Miss Dunbavin sent Sophie to the headmaster.
On her way out Sophie turned, and in her very best Marilyn voice said: ‘Is that a banana in your pocket, Derek, or…’ she stopped for a moment to search her addled brain, ‘or… is it…? Are you…?’
Derek remembered hearing, not so long ago, that Sophie Stebbs had been hit in the head with a cricket ball.
‘Out, Sophie!’ Miss Dunbavin thrust a finger in the direction of the door.
On Tuesday of that same week, Derek Smith dragged his feet to school because he was, quite rightly, expecting the day after to be very much worse.
He was met at the school gate by Sophie Stebbs and her coven. They looked at the noticeboard, looked at him, then ran into school, laughing, Sophie tipping him a wink as she sprinted away.

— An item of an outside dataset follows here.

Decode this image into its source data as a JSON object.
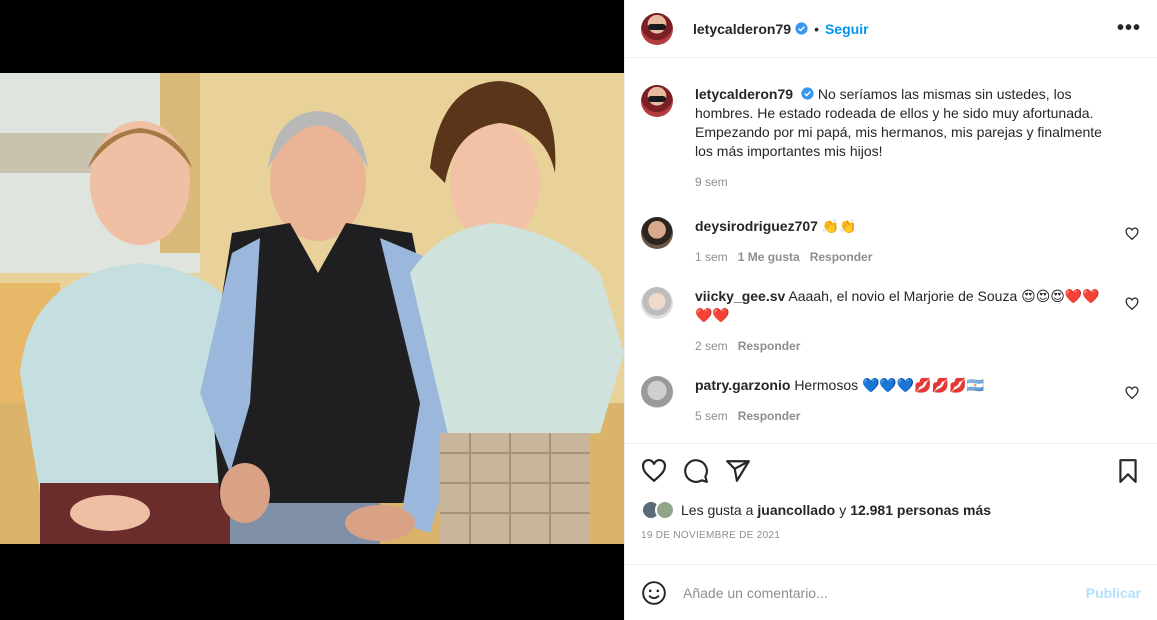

Derek sighed and shuffled over to the noticeboard. Amongst the usual announcements for school recitals and lost sweaters, he found a large, hand drawn film poster. It was a very mature piece, clearly the work of Sophie Stebbs who, despite having caught her head in a clothes mangle at a very early age, had flourished into an outstanding and prolific young artist. The poster showed Derek standing in front of class 4C with his raincoat open. Sophie had given him blood red eyes and a pair of goat’s horns growing from his forehead.
The class looked on and pointed in astonishment.
And Miss Dunbavin appeared to have fainted dead away.
Coming to a classroom near you! the poster exclaimed. The Stiffening! – starring Derek Smith.
And to add insult to injury, someone had written ‘the seventh’ in brackets, after his name.